Stay away from the Fornbey's Tung Oil; it's for suburbanites, and it runs like water.
Birchwood Casey sells some good stuff, but the rub-on stuff does better then the spray-on. The Tru-Oil seems to have a faster drying time, and it seems to do better (umm... less bad) on the oily woods. (Tung Oil does NOT set up on Purpleheart; it just turns into a goooy mess.)
Personally, when I want a killer finish, I rub in numerous coats of Gillespie Tung Oil. This stuff is thick, it helps to bring out the "fiddleback" in semi-curly wood, and it's beautiful when it dries! (Lowes used to carry it, but they quit.)
But I don't let every coat dry; when the wood is still "thirsty" I put on a coat, let it soak in, then another coat, let it soak in, then another coat. Depending on the wood, I may repeat that process for 2 hours straight. This causes the Tung Oil to soak in really deep, instead of just filling up the wood near the surface. The deeper the Tung Oil goes, the harder it is to put dings in the wood.

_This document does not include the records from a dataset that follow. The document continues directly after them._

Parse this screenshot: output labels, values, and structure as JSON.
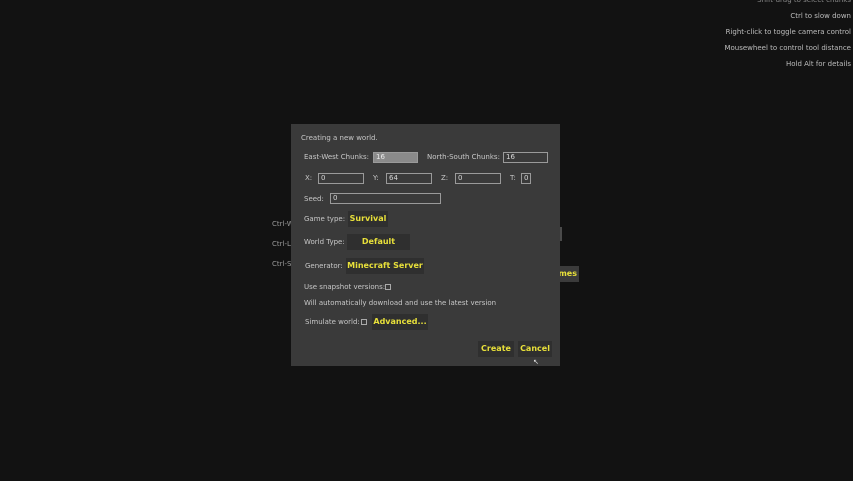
{
  "hints": {
    "clipped": "Shift-drag to select chunks",
    "slow": "Ctrl to slow down",
    "rightclick": "Right-click to toggle camera control",
    "mousewheel": "Mousewheel to control tool distance",
    "alt": "Hold Alt for details"
  },
  "background": {
    "label1": "Ctrl-W",
    "label2": "Ctrl-L",
    "label3": "Ctrl-S",
    "button": "mes"
  },
  "dialog": {
    "title": "Creating a new world.",
    "ew_label": "East-West Chunks:",
    "ew_value": "16",
    "ns_label": "North-South Chunks:",
    "ns_value": "16",
    "x_label": "X:",
    "x_value": "0",
    "y_label": "Y:",
    "y_value": "64",
    "z_label": "Z:",
    "z_value": "0",
    "t_label": "T:",
    "t_value": "0",
    "seed_label": "Seed:",
    "seed_value": "0",
    "gametype_label": "Game type:",
    "gametype_value": "Survival",
    "worldtype_label": "World Type:",
    "worldtype_value": "Default",
    "generator_label": "Generator:",
    "generator_value": "Minecraft Server",
    "snapshot_label": "Use snapshot versions:",
    "autodownload_text": "Will automatically download and use the latest version",
    "simulate_label": "Simulate world:",
    "advanced_label": "Advanced...",
    "create_label": "Create",
    "cancel_label": "Cancel"
  }
}
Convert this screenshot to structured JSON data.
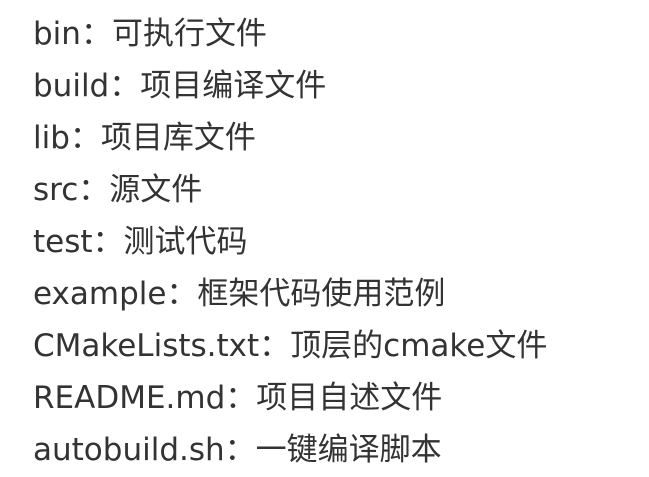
{
  "lines": [
    "bin：可执行文件",
    "build：项目编译文件",
    "lib：项目库文件",
    "src：源文件",
    "test：测试代码",
    "example：框架代码使用范例",
    "CMakeLists.txt：顶层的cmake文件",
    "README.md：项目自述文件",
    "autobuild.sh：一键编译脚本"
  ]
}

After making sure I have a deep coat of Tung Oil, then I can really sand and coat and sand and coat the wood. I usually repeat this process until the wood feels like glass... but you can put on fewer coats, do less sanding, and have a great "natural" finish.
Drying times range from 1-2 days per external coat, depending on the wood and your woodshop. (Have I mentioned that Tung Oil and Purple heart are a bad combination?)
After all of that, I rub it down with some Boiled Linseed Oil and polish it lightly.
If you want to preserve a Tung Oil finish, I highly recommend a coat of good wax.